There's a writer on Medium I kind of casually follow for his trainwreck-of-a-life stories, and he gets dragged regularly for writing posts that scream "ChatGPT." He has admitted he uses AI for research, outlining, sometimes phrasing, but "he writes it all himself" and after another post that got a bunch of people calling him an LLM, he wrote a long, huffy, defensive post about how this is his writing style, this is how he's always written, ChatGPT is copying him, not the other way around, and fuck the haters. And, well, I guess I believe him if he says he's not actually letting ChatGPT write his posts for him (I don't, really, I think he's letting ChatGPT "outline" his posts and then he does some editing and tweaking and calls it "his writing"). But the degree of his defensiveness really convinced me he knows he's using too much AI in his writing.
Note that I am not saying you're doing the same thing, just... I think you know you're outsourcing too much to AI, and now you're getting pissy when people point it out.
On that note:
AI detectors are themselves not that reliable, since the ability to detect AI writing is a moving target, so posting "An AI detector said my writing is 100% human" is probably not that convincing to most people. (Just as many people have had the displeasure of seeing something they know they wrote themselves tagged as "almost certainly AI" by an AI detector.)

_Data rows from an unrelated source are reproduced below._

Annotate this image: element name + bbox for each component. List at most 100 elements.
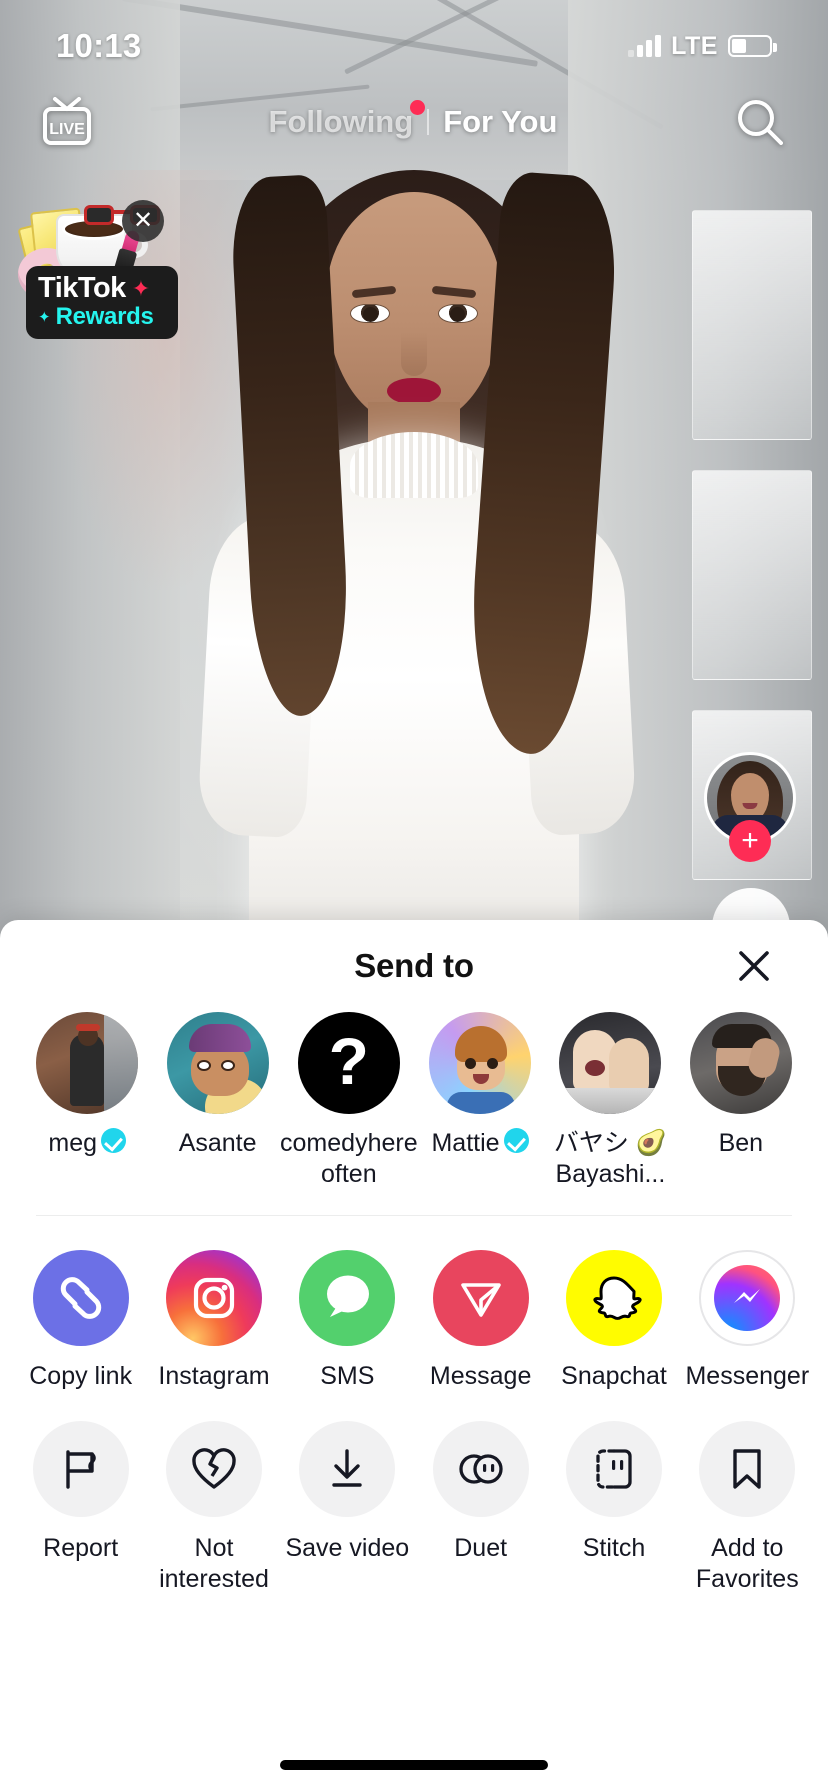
tab-for-you[interactable]: For You <box>429 104 571 140</box>
contact-name: comedyhere often <box>280 1128 418 1189</box>
creator-avatar-wrapper[interactable]: + <box>704 752 796 862</box>
link-icon <box>60 1277 101 1319</box>
action-add-to-favorites[interactable]: Add to Favorites <box>681 1421 814 1594</box>
live-button[interactable]: LIVE <box>36 91 98 153</box>
following-notification-dot <box>410 100 426 115</box>
not-interested-button[interactable] <box>165 1421 262 1517</box>
share-option-label: Snapchat <box>561 1362 667 1390</box>
subject-face <box>326 192 502 424</box>
network-type-label: LTE <box>671 31 718 60</box>
follow-button[interactable]: + <box>729 820 771 862</box>
subject-nose <box>401 332 427 376</box>
action-label: Stitch <box>582 1534 646 1562</box>
sms-button[interactable] <box>299 1250 396 1346</box>
plus-icon: + <box>741 824 759 857</box>
close-icon: ✕ <box>132 207 154 234</box>
stitch-icon <box>596 1449 632 1489</box>
video-subject <box>196 170 638 960</box>
save-video-button[interactable] <box>299 1421 396 1517</box>
video-action-rail: + <box>704 752 796 862</box>
contacts-row: meg Asante ? comedyhere often Mattie バヤシ… <box>0 1012 828 1189</box>
instagram-button[interactable] <box>165 1250 262 1346</box>
duet-button[interactable] <box>432 1421 529 1517</box>
tiktok-rewards-banner[interactable]: ✕ TikTok ✦ ✦ Rewards <box>10 196 190 339</box>
chat-bubble-icon <box>327 1275 370 1317</box>
contact-name-text: バヤシ 🥑Bayashi... <box>553 1129 667 1188</box>
share-option-instagram[interactable]: Instagram <box>147 1250 280 1391</box>
avatar-face <box>731 773 769 821</box>
subject-pupil-right <box>450 307 465 322</box>
stitch-button[interactable] <box>565 1421 662 1517</box>
status-bar: 10:13 LTE <box>0 0 828 92</box>
asante-avatar <box>166 1012 269 1114</box>
rewards-subtitle-line: ✦ Rewards <box>38 305 166 329</box>
close-icon <box>739 951 769 981</box>
bookmark-icon <box>733 1449 761 1489</box>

I do not think we should be using mod logs to tell people "You are a crap poster so I dismiss your argument."
I disagree! I do not think that the majority of LLM output is worth reading. That is not the same as LLMs being incapable of good writing. Getting something decent out of them takes effort. Not some kind of overcomplicated prompt engineering nonsense, but more effort than bad actors take.
To illustrate, I can truthfully claim that Xianxia as a genre is sloppy trash (most of it is) while simultaneously arguing that Reverend Insanity is peak fiction. The selection process is what allows for a recommendation.
As you can see, we have irreconcilable differences. Pistols at dawn?
I really can't win. If I stay quiet and ignore things: avoidant behavior. If I just say that, yeah, I've used AI, that is a no-contest. If I actually take a stand, then suddenly the lady doth protest too much. Nah, this lady has principles, and is willing to argue them.
I have heard claims that Pangram is better than most. For example, it's batting 100% here, admittedly, for a single sample. To the extent that people have used AI detectors on me in an attempt to shore up their argument that I'm using AI (in a post where I allude to the fact I'm using it), then I feel entitled to use them myself. If it works, then you believe in my probable innocence, if you believe it doesn't work, then you had no reason to consider me guilty beyond what I've already confessed.